14. The apparatus of claim 1 wherein the user prompt comprises a natural language description of a configuration of an information technology infrastructure environment, and utilizing the modified three-dimensional scene reconstruction model to generate the three-dimensional representation of the given scene comprises generating a three-dimensional representation of the configuration of the information technology infrastructure environment.

15. A computer program product comprising a non-transitory processor-readable storage medium having stored therein program code of one or more software programs, wherein the program code when executed by at least one processing device causes the at least one processing device:

to extract a set of features from a user prompt using a natural language processing model;

to initialize a three-dimensional scene reconstruction model utilizing a set of parameters determined based at least in part on the set of features extracted from the user prompt;

to generate, utilizing the three-dimensional scene reconstruction model, a set of two-dimensional images of a given scene from two or more different viewpoint perspectives;

to apply an image diffusion model to the generated set of two-dimensional images to generate a refined set of two-dimensional images;

to modify the three-dimensional scene reconstruction model based at least in part on the refined set of two-dimensional images; and

to utilize the modified three-dimensional scene reconstruction model to generate a three-dimensional representation of the given scene.

16. The computer program product of claim 15 wherein the three-dimensional scene reconstruction model comprises a Neural Radiance Field (NeRF) model configured to take as input a three-dimensional position vector and a two-dimensional viewing direction and output a color and density at each of two or more points of the given scene.

17. The computer program product of claim 15 wherein modifying the three-dimensional scene reconstruction model based at least in part on the refined set of two-dimensional images comprises:

estimating probability densities for pixels of the refined set of two-dimensional images; and

adjusting the set of parameters of the three-dimensional scene reconstruction model based at least in part on the estimated probability densities.

18. A method comprising:

extracting a set of features from a user prompt using a natural language processing model;

initializing a three-dimensional scene reconstruction model utilizing a set of parameters determined based at least in part on the set of features extracted from the user prompt;

generating, utilizing the three-dimensional scene reconstruction model, a set of two-dimensional images of a given scene from two or more different viewpoint perspectives;

applying an image diffusion model to the generated set of two-dimensional images to generate a refined set of two-dimensional images;

modifying the three-dimensional scene reconstruction model based at least in part on the refined set of two-dimensional images; and

utilizing the modified three-dimensional scene reconstruction model to generate a three-dimensional representation of the given scene;

wherein the method is performed by at least one processing device comprising a processor coupled to a memory.
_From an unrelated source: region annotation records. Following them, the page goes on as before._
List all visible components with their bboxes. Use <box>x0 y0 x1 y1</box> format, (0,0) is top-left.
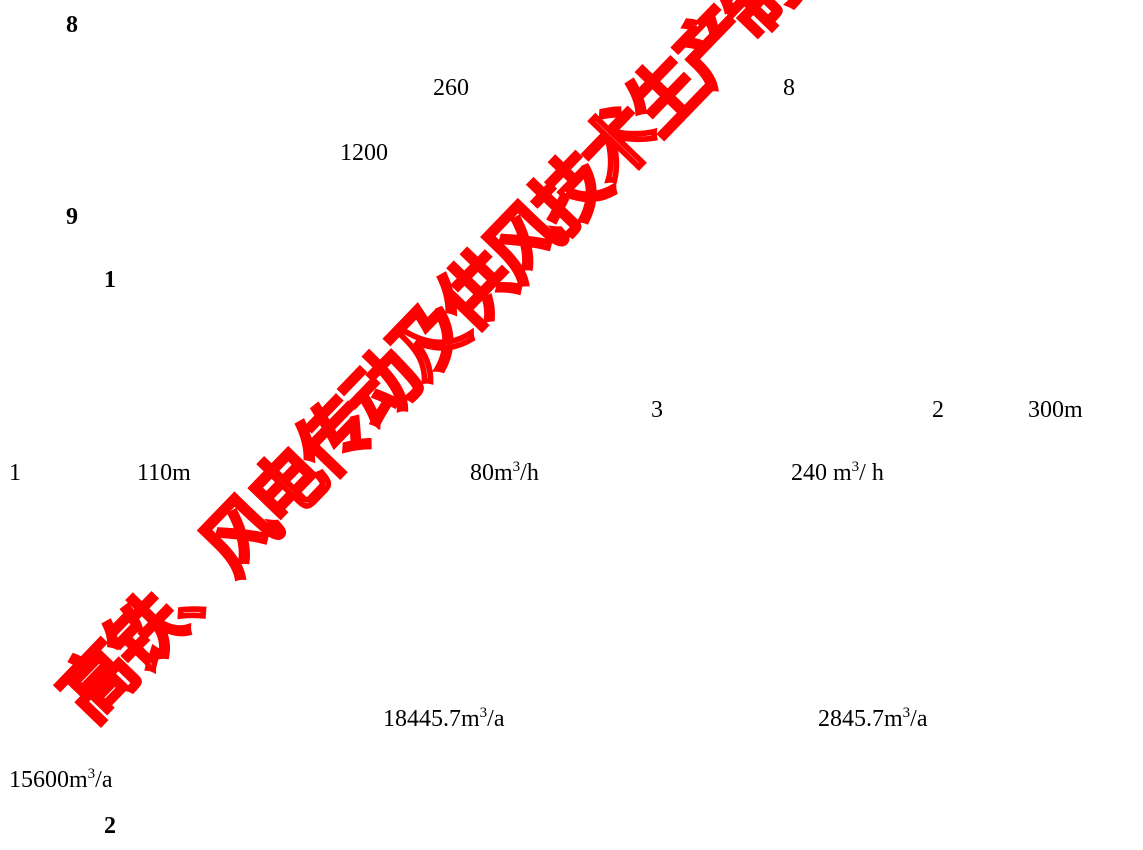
flow-240-unit: / h <box>859 460 884 486</box>
flow-80-unit: /h <box>520 460 539 486</box>
value-260: 260 <box>433 75 469 101</box>
volume-2845: 2845.7m3/a <box>818 705 928 732</box>
volume-18445: 18445.7m3/a <box>383 705 505 732</box>
section-number-8: 8 <box>66 12 78 38</box>
flow-80: 80m3/h <box>470 459 539 486</box>
value-2: 2 <box>932 397 944 423</box>
watermark-text: 高铁、风电传动及供风技术生产制 <box>44 0 813 737</box>
volume-15600: 15600m3/a <box>9 766 113 793</box>
volume-15600-number: 15600m <box>9 767 88 793</box>
volume-2845-unit: /a <box>910 706 928 732</box>
flow-240-number: 240 m <box>791 460 852 486</box>
flow-240: 240 m3/ h <box>791 459 884 486</box>
subsection-number-1: 1 <box>104 267 116 293</box>
value-110m: 110m <box>137 460 191 486</box>
volume-15600-unit: /a <box>95 767 113 793</box>
section-number-9: 9 <box>66 204 78 230</box>
flow-80-number: 80m <box>470 460 513 486</box>
value-1200: 1200 <box>340 140 388 166</box>
volume-2845-number: 2845.7m <box>818 706 903 732</box>
flow-80-sup: 3 <box>512 459 521 475</box>
flow-240-sup: 3 <box>851 459 860 475</box>
volume-18445-unit: /a <box>487 706 505 732</box>
value-3: 3 <box>651 397 663 423</box>
volume-15600-sup: 3 <box>87 766 96 782</box>
value-300m: 300m <box>1028 397 1083 423</box>
value-8: 8 <box>783 75 795 101</box>
volume-2845-sup: 3 <box>902 705 911 721</box>
value-1: 1 <box>9 460 21 486</box>
volume-18445-sup: 3 <box>479 705 488 721</box>
subsection-number-2: 2 <box>104 813 116 839</box>
volume-18445-number: 18445.7m <box>383 706 480 732</box>
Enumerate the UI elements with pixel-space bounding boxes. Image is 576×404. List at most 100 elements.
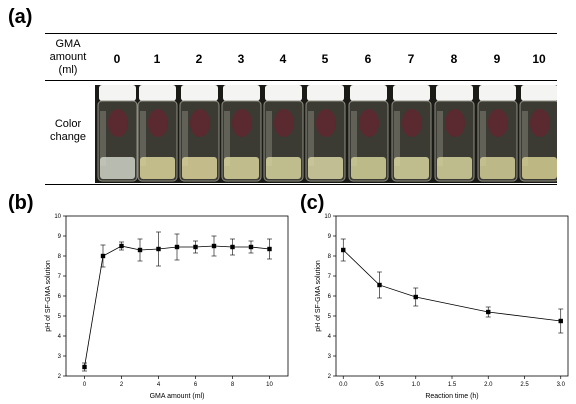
vial-0 xyxy=(97,85,138,182)
x-tick-label: 1.5 xyxy=(448,382,457,388)
vial-reflection xyxy=(148,109,168,137)
vial-liquid xyxy=(182,157,217,179)
data-point xyxy=(211,243,217,249)
table-bottom-rule xyxy=(45,184,557,185)
x-tick-label: 3.0 xyxy=(557,382,566,388)
x-tick-label: 6 xyxy=(194,382,198,388)
vial-cap xyxy=(99,85,136,101)
data-point xyxy=(248,244,254,250)
y-tick-label: 6 xyxy=(58,294,62,300)
vial-8 xyxy=(434,85,475,182)
vial-glare xyxy=(266,111,272,166)
vial-reflection xyxy=(445,109,465,137)
vial-liquid xyxy=(480,157,515,179)
vial-liquid xyxy=(140,157,175,179)
plot-frame xyxy=(335,215,569,377)
data-point xyxy=(558,318,563,324)
vial-liquid xyxy=(308,157,343,179)
vial-liquid xyxy=(351,157,386,179)
vial-glare xyxy=(100,111,106,166)
vial-reflection xyxy=(232,109,252,137)
vial-glare xyxy=(351,111,357,166)
vial-10 xyxy=(519,85,557,182)
vial-glare xyxy=(182,111,188,166)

19. The method of claim 18 wherein the three-dimensional scene reconstruction model comprises a Neural Radiance Field (NeRF) model configured to take as input a three-dimensional position vector and a two-dimensional viewing direction and output a color and density at each of two or more points of the given scene.

20. The method of claim 18 wherein modifying the three-dimensional scene reconstruction model based at least in part on the refined set of two-dimensional images comprises:

estimating probability densities for pixels of the refined set of two-dimensional images; and

adjusting the set of parameters of the three-dimensional scene reconstruction model based at least in part on the estimated probability densities.